Sunday we continued our series The Better Half and looked at the tone or narrative of our relationships. They create the atmosphere for our most important relationships. This includes how we look at money, sex, how we speak to each other, handle conflict, and so much more.
The tone for our relationships started a long time ago in our family of origin. You learned how to think about the opposite sex from how your parents handled sexuality and talked about the opposite sex. You learned how to handle conflict by how your parents dealt with conflict. Maybe you have continued that or tried to go the other way as an adult. But the impact is still there.
Here is where this can become an issue.
Often, we are unaware of the tone of our relationships. We are unaware of how we interact because we have grown up in it; it is all we know, etc. When you go to someone’s house for the first time, you might see everything wrong with the house, but they have slowly stopped seeing it because they are used to it.
Colossians 3:5 – 17 allows us to evaluate our most important relationships.
Here’s how I’d encourage you to proceed:
- Read through the verses below.
- Choose one or two relationships that matter deeply to you.
- Look at your side of the relationship and how you are contributing to it. Remember, you can only control your part of the relationship.

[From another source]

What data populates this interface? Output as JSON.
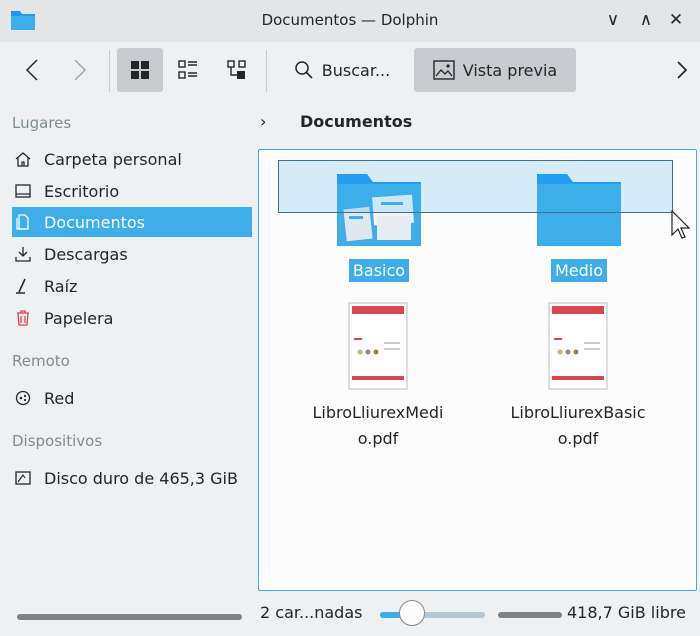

Here is what Paul says in Colossians 3:1 – 17:
So if you have been raised with Christ, seek the things above, where Christ is, seated at the right hand of God. Set your minds on things above, not on earthly things. For you died, and your life is hidden with Christ in God. When Christ, who is your life, appears, then you also will appear with him in glory. Therefore, put to death what belongs to your earthly nature: sexual immorality, impurity, lust, evil desire, and greed, which is idolatry. Because of these, God’s wrath is coming upon the disobedient, and you once walked in these things when you were living in them. But now, put away all the following: anger, wrath, malice, slander, and filthy language from your mouth. Do not lie to one another, since you have put off the old self with its practices and have put on the new self. Therefore, as God’s chosen ones, holy and dearly loved, put on compassion, kindness, humility, gentleness, and patience, bearing with one another and forgiving one another if anyone has a grievance against another. Just as the Lord has forgiven you, so you are also to forgive. Above all, put on love, which is the perfect bond of unity. And let the peace of Christ, to which you were also called in one body, rule your hearts. And be thankful. Let the word of Christ dwell richly among you, in all wisdom teaching and admonishing one another through psalms, hymns, and spiritual songs, singing to God with gratitude in your hearts. And whatever you do, in word or in deed, do everything in the name of the Lord Jesus, giving thanks to God the Father through him.
Now, think of one or two relationships. It could be your spouse, child, parent, friend, or co-worker.
Do you have them in mind?
Now, let’s look at your part of the relationship through some of the words Paul uses. Do any of the following appear that you need to confess or seek forgiveness from the other person:
- Sexual immorality
- Impurity
- Lust
- Evil desire
- Greed
- Anger
- Wrath
- Malice
- Slander
- Lying
Is there anything hidden in your life in this area that your spouse doesn’t know about that you need to confess? Even if the other person doesn’t know you are doing something, it harms the relationship.
Paul starts by telling us, as a follower of Jesus, these things should not be true of our relationships. Are they? Do they appear?
The reality is some of them do. And when they do, we need to confess those things to God, seek forgiveness from God and the other person so that we can live in freedom.
But what should our relationships look like?
Evaluate your relationships now from what Paul says should be true about them:
- Compassion
- Kindness
- Humility
- Gentleness
- Patience
- Bearing with one another
- Forgiving one another
Do these show up in your marriage, parenting, work relationships? Is there one that you are falling short on that you need to grow in? Ask God to give you the heart to do that, the desire to grow in that area. Look for ways to be more compassionate, kind or humble or gentle, and so on.